Shortly after arriving in San Antonio, Wembanyama had dinner with Hall of Famers David Robinson, Tim Duncan and Manu Ginobili, along with fellow former Spurs star Sean Elliott.
“He asked us, ‘How can you get enough sleep on the road,’” Elliott said of the dinner. “What kind of young person asks that question? Most guys are like ‘Hey, what’s the best club to go to in (Philadelphia) or (New York).’”
It’s all part of Wembanyama’s desire to win an NBA title with the Spurs, just like his fellow Frenchmen Tony Parker and Boris Diaw.
In addition to asking the right questions, Wembanyama worked with a personal trainer to add weight safely to his long frame this year leading up to the draft.
“To be able to play through 82 games a season, I’ve got to go through a lot of conditioning and level up on the energy level,” Wembanyama said.
He has already impressed his teammates and coaches in San Antonio with his work ethic, as well as his skills on the court during his first two days of practice.
“He’s a unique player and it’s on us as coaches to find some good spots for him to develop in those areas,” said Matt Nielsen, Spurs assistant coach and Summer League coach. “In saying that, he’s got a lot to learn about NBA basketball and the Spurs.
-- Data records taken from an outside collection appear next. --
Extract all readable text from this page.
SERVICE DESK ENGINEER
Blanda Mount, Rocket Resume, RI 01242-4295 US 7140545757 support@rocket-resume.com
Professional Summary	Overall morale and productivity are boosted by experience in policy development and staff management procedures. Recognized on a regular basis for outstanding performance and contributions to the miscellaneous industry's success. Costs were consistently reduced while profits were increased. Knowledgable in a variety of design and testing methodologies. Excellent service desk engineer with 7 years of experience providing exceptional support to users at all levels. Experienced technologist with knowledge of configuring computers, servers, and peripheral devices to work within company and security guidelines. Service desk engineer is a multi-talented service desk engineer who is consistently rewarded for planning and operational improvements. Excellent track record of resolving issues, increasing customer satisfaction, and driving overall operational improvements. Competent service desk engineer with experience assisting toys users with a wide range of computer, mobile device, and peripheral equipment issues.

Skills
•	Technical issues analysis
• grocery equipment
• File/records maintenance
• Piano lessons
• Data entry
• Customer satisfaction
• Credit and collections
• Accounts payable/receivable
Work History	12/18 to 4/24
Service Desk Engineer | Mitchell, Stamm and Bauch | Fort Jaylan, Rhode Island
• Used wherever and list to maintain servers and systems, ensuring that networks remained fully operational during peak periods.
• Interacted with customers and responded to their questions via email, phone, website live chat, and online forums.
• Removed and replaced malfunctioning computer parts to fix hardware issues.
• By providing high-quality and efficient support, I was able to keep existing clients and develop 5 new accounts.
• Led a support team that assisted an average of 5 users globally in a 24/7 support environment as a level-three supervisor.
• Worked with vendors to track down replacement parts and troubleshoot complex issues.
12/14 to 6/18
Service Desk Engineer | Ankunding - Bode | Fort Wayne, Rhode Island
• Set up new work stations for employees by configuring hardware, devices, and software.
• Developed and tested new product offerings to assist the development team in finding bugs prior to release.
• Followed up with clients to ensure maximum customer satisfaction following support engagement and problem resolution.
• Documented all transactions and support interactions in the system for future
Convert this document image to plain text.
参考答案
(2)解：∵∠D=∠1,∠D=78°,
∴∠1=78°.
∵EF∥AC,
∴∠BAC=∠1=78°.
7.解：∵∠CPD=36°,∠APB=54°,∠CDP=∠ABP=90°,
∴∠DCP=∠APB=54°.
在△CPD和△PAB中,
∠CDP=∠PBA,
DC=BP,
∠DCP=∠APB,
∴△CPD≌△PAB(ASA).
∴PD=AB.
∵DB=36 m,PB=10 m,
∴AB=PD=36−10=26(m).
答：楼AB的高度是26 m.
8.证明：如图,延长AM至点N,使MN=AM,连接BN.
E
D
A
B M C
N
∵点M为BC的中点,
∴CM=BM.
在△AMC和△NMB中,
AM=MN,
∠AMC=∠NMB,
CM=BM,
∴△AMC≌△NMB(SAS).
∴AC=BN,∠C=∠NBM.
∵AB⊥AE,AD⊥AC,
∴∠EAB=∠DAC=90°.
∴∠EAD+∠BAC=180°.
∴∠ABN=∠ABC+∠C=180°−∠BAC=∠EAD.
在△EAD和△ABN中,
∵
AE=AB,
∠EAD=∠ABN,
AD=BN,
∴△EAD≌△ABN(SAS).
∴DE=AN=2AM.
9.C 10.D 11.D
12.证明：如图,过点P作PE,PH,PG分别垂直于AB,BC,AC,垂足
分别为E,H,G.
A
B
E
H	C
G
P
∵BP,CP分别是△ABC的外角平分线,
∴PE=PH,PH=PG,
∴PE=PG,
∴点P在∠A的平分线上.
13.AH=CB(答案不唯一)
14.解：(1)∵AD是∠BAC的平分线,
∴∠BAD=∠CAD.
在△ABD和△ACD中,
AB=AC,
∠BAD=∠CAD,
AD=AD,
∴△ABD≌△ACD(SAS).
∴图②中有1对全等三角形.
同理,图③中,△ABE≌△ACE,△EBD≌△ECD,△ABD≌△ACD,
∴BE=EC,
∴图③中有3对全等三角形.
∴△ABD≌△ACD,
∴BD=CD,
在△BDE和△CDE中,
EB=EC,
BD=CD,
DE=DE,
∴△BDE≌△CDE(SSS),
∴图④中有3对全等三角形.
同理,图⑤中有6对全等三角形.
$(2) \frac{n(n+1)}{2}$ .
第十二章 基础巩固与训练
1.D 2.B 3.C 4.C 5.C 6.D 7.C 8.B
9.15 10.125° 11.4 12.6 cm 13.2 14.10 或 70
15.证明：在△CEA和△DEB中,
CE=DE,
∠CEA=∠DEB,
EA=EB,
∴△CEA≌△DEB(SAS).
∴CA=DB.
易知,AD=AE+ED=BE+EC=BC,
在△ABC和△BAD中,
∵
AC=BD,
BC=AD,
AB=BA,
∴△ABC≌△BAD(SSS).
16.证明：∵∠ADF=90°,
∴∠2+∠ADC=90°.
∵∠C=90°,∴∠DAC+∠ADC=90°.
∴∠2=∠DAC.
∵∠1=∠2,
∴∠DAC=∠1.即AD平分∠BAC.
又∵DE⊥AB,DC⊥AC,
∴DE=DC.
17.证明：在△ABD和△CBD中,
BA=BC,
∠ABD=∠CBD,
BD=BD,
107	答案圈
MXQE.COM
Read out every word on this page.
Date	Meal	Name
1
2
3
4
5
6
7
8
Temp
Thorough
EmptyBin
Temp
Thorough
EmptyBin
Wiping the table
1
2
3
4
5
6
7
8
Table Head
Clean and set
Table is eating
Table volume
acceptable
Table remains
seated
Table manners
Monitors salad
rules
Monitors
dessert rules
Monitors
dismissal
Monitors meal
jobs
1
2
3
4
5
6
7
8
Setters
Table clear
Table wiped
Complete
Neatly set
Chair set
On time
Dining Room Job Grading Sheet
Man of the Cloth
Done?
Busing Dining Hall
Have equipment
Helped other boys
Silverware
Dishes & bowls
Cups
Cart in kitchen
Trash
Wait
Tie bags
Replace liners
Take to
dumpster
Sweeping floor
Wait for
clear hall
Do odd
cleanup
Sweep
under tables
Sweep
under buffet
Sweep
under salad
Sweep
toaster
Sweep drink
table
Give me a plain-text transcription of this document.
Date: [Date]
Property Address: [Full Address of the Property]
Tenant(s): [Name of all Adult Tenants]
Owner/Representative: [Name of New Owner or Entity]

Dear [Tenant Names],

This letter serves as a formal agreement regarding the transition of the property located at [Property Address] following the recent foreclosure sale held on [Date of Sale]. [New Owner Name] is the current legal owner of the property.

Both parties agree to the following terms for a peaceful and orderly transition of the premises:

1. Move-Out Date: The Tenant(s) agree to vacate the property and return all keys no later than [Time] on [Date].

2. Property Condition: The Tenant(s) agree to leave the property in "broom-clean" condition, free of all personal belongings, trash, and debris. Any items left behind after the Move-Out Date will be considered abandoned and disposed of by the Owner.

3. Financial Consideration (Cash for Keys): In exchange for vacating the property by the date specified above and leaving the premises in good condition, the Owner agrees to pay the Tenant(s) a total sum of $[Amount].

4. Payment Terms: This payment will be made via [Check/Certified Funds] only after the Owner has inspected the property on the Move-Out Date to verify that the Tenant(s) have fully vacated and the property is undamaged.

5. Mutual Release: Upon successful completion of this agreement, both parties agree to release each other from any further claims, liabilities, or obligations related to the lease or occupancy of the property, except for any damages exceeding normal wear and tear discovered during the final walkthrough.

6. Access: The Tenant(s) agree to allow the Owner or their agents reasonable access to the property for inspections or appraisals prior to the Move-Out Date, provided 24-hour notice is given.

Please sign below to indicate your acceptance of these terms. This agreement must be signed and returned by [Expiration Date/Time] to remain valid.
There’s a lot going on for him, it’s just exciting to watch him out there.”
Part of preparing for his upcoming rookie season also included making a “really hard” decision not to play for France in the FIBA Basketball Cup, which opens Aug. 25.
“I had a long season with the Mets 92, and I’ll have a long season with the Spurs and there’s the Olympics after that,” Wembanyama said about his team in France last season. “I just think more than two years without rest is too big of a risk. There are really big events coming up, like the Olympics, that I really, really don’t want to miss. So, to be able to be available for the national team for the next I don’t know how many years, I feel like I have to miss this one.”